En sixième lieu, un délai de départ volontaire ayant été accordé à M. A…, le moyen tiré de la méconnaissance de l’article L. 612-6 du code de l’entrée et du séjour des étrangers et du droit d’asile doit être écarté comme inopérant.
En dernier lieu, eu égard aux circonstances exposées au point 5, la préfète n’a pas commis d’erreur d’appréciation en fixant à cinq ans la durée de cette interdiction. Pour les mêmes motifs, la décision portant interdiction de retour d’une durée de cinq ans en litige n’a pas porté au droit de M. A… au respect de sa vie privée et familiale une atteinte disproportionnée par rapport aux buts poursuivis. Par suite, les moyens tirés de la disproportion de la mesure et de la méconnaissance des stipulations de l’article 8 de la convention européenne de sauvegarde des droits de l’homme et des libertés fondamentales doivent être écartés.
Il résulte de tout ce qui précède que M. A… n’est pas fondé à demander l’annulation de l’arrêté de la préfète de l’Isère du 14 octobre 2025. Il y a lieu de rejeter, par voie de conséquence, les conclusions à fin d’injonction sous astreinte et les conclusions tendant à l’application de l’article L. 761-1 du code de justice administrative.
D É C I D E :
Article 1er :
La requête de M. A… est rejetée.
Article 2 :
Le présent jugement sera notifié à M. B… A…, à Me Aboudahab et à la préfète de l’Isère.

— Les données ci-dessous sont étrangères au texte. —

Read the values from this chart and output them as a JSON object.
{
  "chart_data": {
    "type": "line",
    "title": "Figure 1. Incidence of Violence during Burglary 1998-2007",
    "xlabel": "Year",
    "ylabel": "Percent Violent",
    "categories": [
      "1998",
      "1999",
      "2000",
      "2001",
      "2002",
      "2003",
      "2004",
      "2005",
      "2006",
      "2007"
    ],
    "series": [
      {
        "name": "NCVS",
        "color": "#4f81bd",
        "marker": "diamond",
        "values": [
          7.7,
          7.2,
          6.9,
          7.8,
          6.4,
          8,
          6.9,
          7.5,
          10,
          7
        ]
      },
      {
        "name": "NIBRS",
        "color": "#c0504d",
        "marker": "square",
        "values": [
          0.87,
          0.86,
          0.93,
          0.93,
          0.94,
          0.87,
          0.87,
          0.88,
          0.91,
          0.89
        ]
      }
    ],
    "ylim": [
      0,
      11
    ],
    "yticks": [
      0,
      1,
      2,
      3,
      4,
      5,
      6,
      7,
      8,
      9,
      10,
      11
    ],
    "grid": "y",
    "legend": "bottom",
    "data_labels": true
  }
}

Délibéré après l’audience du 5 février 2026, à laquelle siégeaient :
Mme Rizzato, présidente,
Mme Permingeat, première conseillère,
M. Derollepot, premier conseiller.
Rendu public par mise à disposition au greffe le 17 mars 2026.
Le rapporteur,
A. Derollepot
La présidente,
C. Rizzato
Le greffier,
M. C…
La République mande et ordonne à la préfète de l’Isère en ce qui la concerne ou à tous commissaires de justice à ce requis en ce qui concerne les voies de droit commun, contre les parties privées, de pourvoir à l’exécution de la présente décision.